The period of Mary's life (1868‐1933) in many ways mirrors our “new times”. The late nineteenth century was marked by economic recessions brought on by unregulated financial markets and lack of accountability by a conglomerate of industrial cartels. The result was tumultuous change, high rates of unemployment and general social deprivation. No doubt her first‐hand experience, working with people in the community, enhanced her sense of moral conscience and intensified her interest in studying the necessary conditions to create economic and social prosperity. This immersion in her field of study not only ensured that her ideas had a “ivory basement” grounding but convinced her that these local inhabitants were capable of determining their own destiny in the right circumstances. To this end her life's work was given over to developing mutualist principles to ensure that employees, as potential entrepreneurial citizens, had the opportunity to work collaboratively with employers in an industrial democracy type environment. This is not to say that Mary held naive “corporate culture” consensus assumptions, as she acknowledged both structural inequality and the resulting distinctive sets of group interests. While she saw conflict in the workplace as inevitable, she believed it could be managed in productive ways if the “substance” of dissent was appropriately addressed.

In this regard, her social constructionist model of organisational self‐governing reflects the affirming attributes missing from the self‐regulating accountability‐model prevalent today (see Eveline and Booth), such that individuals are encouraged to carve out their own value systems within designated group activities. Many of Mary's ideas are decidedly postmodern. She explicitly rejects a static resource model of power in favour of a Foucauldian, fluid notion of power, as situational, “relationally” constructed, dynamic and contested. In this regard, she points out that community spirit cannot be imposed but rather has to be grown organically, grounded in the work of relationship‐building. Reflecting a contemporary “stewardship” theory of leadership, the traditional top‐down, distanced manager is dispensed with in favour of a post‐Fordist “coordinating” management role where leaders are very much a part of the team. Authority comes from function not hierarchy and leaders should be trained in commitment to community styles of organisation via a self‐governing model (see Kramar in Bissett).

In many ways Mary is a model manager herself, committed and caring, in her institutional roles where she exhibited both “heart and brain” (p. 233), building empathy in an embodied fashion. Equally her theorising reflects the “unification of feeling, affecting, emotion, desire [and] aspiration”. In terms of “managing diversity” Mary warns us, in relation to group processes, not to see difference as a problem, to confuse difference and antagonism, but to “maintain difference within unity, conflict within integration” (p. 270). She decries the tolerance aspect of “managing diversity” and develops principles of association based on the recognition that variety is the wellspring of life. In all of this she resists the essentialist and dualist conceptions of subjectivity much in the manner of this edition. This breadth of compassionate vision and capacity for original, innovative thought, is surely remarkable in a woman who herself was not even granted the opportunity to vote until near the end her life.

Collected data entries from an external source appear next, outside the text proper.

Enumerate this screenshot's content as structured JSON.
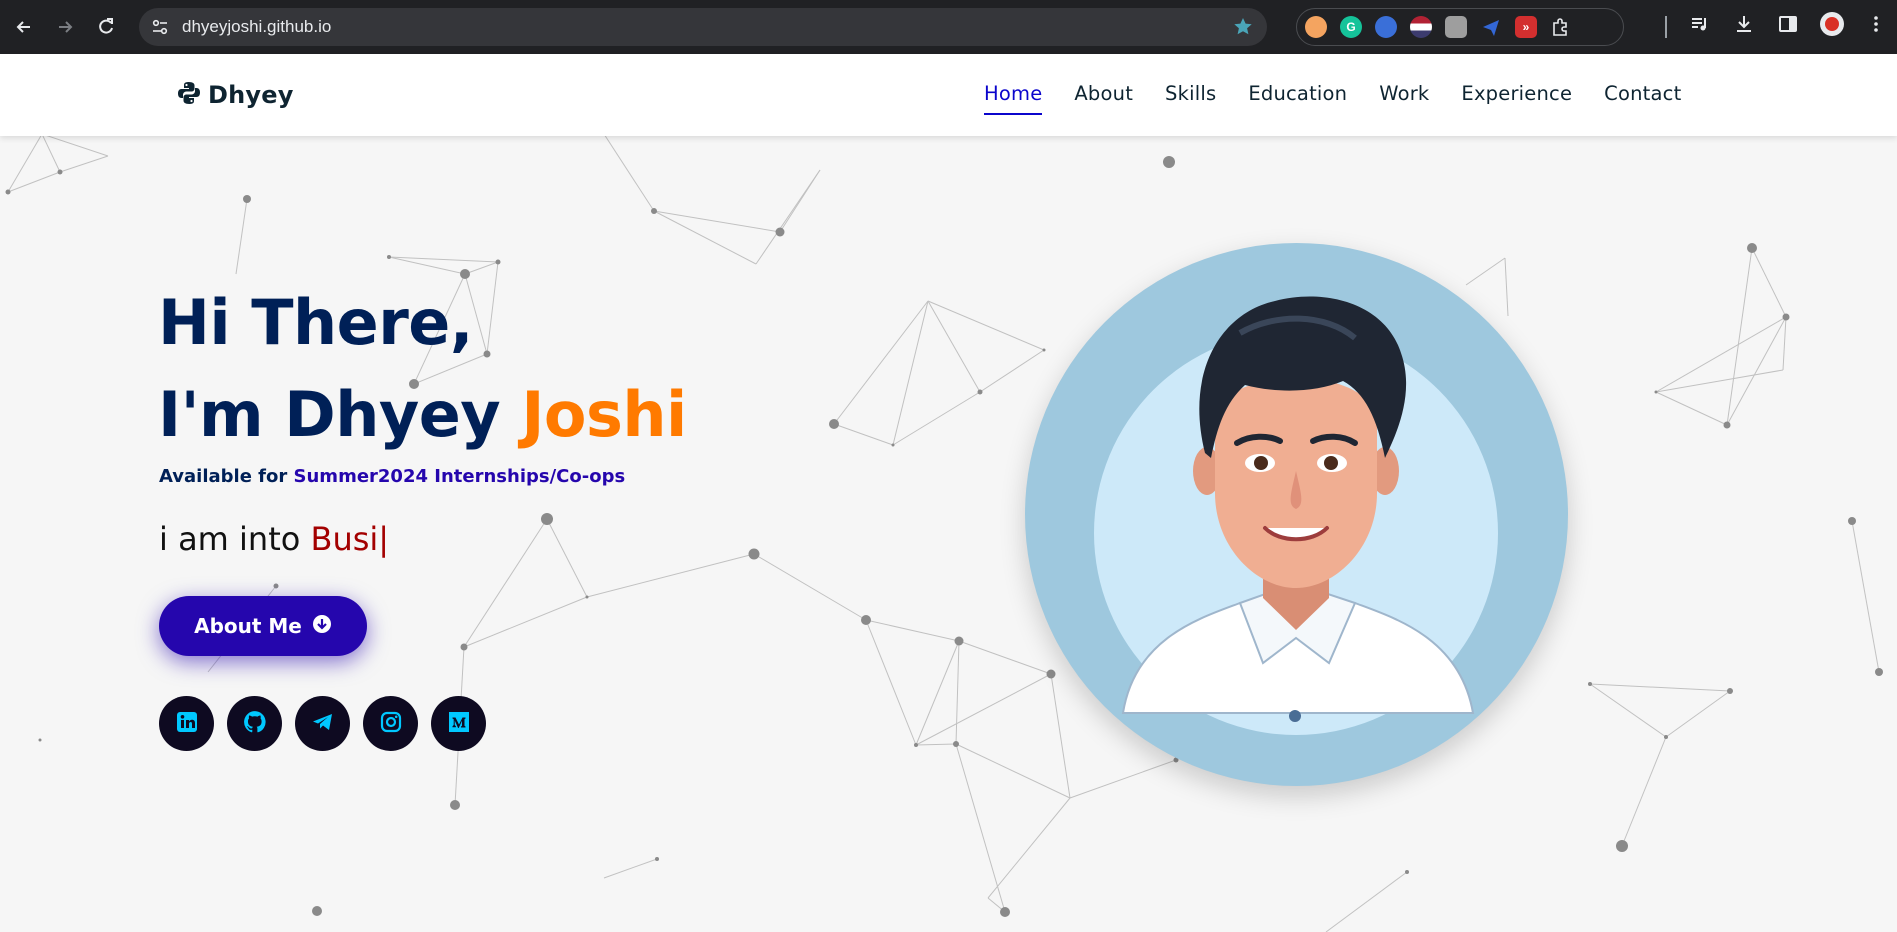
{
  "browser": {
    "url": "dhyeyjoshi.github.io",
    "extensions": [
      "cookie-icon",
      "grammarly-icon",
      "translate-icon",
      "flag-us-icon",
      "clipper-icon",
      "send-icon",
      "video-speed-icon",
      "puzzle-icon"
    ],
    "toolbar_icons": [
      "reading-list-icon",
      "download-icon",
      "side-panel-icon",
      "profile-avatar",
      "menu-kebab-icon"
    ]
  },
  "header": {
    "logo_text": "Dhyey",
    "nav": [
      {
        "label": "Home",
        "active": true
      },
      {
        "label": "About"
      },
      {
        "label": "Skills"
      },
      {
        "label": "Education"
      },
      {
        "label": "Work"
      },
      {
        "label": "Experience"
      },
      {
        "label": "Contact"
      }
    ]
  },
  "hero": {
    "greeting": "Hi There,",
    "intro_prefix": "I'm Dhyey ",
    "intro_accent": "Joshi",
    "availability_prefix": "Available for ",
    "availability_highlight": "Summer2024 Internships/Co-ops",
    "typing_prefix": "i am into ",
    "typing_value": "Busi|",
    "about_button": "About Me",
    "socials": [
      "linkedin-icon",
      "github-icon",
      "telegram-icon",
      "instagram-icon",
      "medium-icon"
    ]
  },
  "colors": {
    "navy": "#002057",
    "accent_orange": "#ff7a00",
    "button_blue": "#2506ad",
    "typed_red": "#a30000",
    "social_icon_cyan": "#00c8ff"
  }
}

This is a meticulously researched and written biography in which Joan Tonn not only manages to bring Mary Follett, as a person, to life on the page, but also vividly draws the reader into the period. We recognise that while we may have progressed technologically, in terms of “social wisdom” there is much to be learnt from past figures of such stature as Mary Follett. Hence, while daunted by the size of the book when it arrived in the mail, I soon found I could not put it down due to the richness of its imagery. I have taken the liberty of utilising the text for my own specific purpose because I have no doubt this book will be reviewed, in the traditional sense, time and time again, given its distinguished level of scholarship.